What price to support economy?
Monday 20th June 2011, 2:30PM BST.
Publication of Public Services’ Billet d’Etat report on airport refurbishment work has generated concerns for two reasons.
The first is the need to bring up to 150 staff here at some stage during the two years the project will take and the second is whether, or to what degree, Lagan Construction will use local resources.
In all, Lagan is responsible for £55m.-worth of the £80m. contract, so how it operates will be crucial in determining how much of the spend – the most expensive capital project undertaken by government – will be retained locally.
It is also difficult to understand why the company was unable to say last week whether it will use local contractors and suppliers or not.
Materials and labour will be the two main factors affecting the price of its work and its bid was acknowledged to have been of high quality.
It did not pluck its figures from the air.
Ronez has been approached but, in the absence of a deal, Lagan must have based its tender price on importing aggregate and, since the quarrying industry in the UK has been decimated by the recession, will have had access to competitive prices and a sector where transport is largely in the hands of self-employed truck owners also desperate for work.

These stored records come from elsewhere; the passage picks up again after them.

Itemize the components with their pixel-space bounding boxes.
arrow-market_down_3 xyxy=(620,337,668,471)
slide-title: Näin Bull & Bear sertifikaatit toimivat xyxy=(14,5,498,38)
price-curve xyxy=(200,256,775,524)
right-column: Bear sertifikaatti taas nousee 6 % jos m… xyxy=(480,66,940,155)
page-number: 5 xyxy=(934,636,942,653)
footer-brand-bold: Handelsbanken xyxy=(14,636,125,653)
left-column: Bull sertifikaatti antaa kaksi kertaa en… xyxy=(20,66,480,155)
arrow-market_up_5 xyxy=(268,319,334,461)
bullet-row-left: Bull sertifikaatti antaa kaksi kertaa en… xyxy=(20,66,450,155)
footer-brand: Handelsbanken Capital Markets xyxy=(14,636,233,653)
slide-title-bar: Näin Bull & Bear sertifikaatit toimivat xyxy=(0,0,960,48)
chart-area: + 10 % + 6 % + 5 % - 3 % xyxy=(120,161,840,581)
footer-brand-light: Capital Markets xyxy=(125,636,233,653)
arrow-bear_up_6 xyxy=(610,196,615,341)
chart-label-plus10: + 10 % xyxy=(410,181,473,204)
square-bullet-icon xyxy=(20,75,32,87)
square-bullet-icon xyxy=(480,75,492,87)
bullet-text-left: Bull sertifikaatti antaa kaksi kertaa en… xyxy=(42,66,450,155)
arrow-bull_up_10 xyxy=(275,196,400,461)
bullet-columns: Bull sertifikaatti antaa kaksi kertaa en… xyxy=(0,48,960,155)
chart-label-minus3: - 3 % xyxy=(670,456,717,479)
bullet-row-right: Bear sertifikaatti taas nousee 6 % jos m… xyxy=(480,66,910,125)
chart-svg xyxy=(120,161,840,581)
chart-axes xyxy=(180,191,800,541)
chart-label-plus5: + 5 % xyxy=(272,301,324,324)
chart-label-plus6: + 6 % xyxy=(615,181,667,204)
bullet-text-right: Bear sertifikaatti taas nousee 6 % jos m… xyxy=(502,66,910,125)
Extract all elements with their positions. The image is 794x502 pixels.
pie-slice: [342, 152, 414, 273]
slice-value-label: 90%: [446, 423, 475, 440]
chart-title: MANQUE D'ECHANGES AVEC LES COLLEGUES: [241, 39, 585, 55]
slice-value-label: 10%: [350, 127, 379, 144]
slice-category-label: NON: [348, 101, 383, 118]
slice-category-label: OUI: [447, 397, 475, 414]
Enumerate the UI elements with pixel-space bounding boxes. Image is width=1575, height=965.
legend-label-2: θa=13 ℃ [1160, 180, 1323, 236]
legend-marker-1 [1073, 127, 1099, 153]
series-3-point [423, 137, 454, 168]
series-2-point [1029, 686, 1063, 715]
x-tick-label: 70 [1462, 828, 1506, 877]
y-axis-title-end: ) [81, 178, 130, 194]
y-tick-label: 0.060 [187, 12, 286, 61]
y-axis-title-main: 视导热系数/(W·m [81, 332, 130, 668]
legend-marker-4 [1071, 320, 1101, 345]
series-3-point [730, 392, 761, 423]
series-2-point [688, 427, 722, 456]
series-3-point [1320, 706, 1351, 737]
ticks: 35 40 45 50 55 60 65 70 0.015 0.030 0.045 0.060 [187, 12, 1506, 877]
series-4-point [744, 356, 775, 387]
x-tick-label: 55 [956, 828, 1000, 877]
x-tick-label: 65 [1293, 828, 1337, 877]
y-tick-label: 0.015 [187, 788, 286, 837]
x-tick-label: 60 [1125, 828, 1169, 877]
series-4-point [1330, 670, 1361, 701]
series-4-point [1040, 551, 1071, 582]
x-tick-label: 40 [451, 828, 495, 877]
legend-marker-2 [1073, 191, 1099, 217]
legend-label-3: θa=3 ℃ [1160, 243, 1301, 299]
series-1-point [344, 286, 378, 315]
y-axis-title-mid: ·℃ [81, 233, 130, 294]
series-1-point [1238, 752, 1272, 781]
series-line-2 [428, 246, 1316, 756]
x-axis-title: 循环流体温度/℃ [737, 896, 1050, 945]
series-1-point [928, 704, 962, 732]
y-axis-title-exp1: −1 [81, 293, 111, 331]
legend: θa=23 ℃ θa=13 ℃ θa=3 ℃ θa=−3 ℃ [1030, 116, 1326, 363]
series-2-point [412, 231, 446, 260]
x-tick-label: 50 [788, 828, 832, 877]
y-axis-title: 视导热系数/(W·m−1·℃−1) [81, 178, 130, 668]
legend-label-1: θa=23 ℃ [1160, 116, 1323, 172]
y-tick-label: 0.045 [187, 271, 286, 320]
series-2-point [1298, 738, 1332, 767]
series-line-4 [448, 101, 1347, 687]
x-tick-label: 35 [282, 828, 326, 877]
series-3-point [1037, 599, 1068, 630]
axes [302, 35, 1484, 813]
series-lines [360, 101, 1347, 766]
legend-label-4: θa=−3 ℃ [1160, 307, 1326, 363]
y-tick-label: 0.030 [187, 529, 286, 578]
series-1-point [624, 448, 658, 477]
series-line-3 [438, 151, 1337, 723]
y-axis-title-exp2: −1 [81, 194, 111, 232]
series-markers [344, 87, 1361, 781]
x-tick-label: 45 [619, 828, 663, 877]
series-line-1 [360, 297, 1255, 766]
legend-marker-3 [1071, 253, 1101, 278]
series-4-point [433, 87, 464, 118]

To what degree, if any, Lagan goes local will be more complicated than simple headline prices, given the logistics of shipping and stockpiling materials here.
But perhaps one of the more important, unresolved, issues is what cost penalty government and the island are prepared to pay to keep trade in the island.
For the States, cheapest is best, irrespective of whether any of the money it spends remains and is circulated here.
For many businesses, however, a percentage premium roughly equivalent to shipping costs is worth paying simply to be a good neighbour supporting this community and the economy.
Unfortunately, the States has refused to contemplate going down that path.
And now, with £80m.-worth of taxpayer money about to be spent, that may well be short-sighted.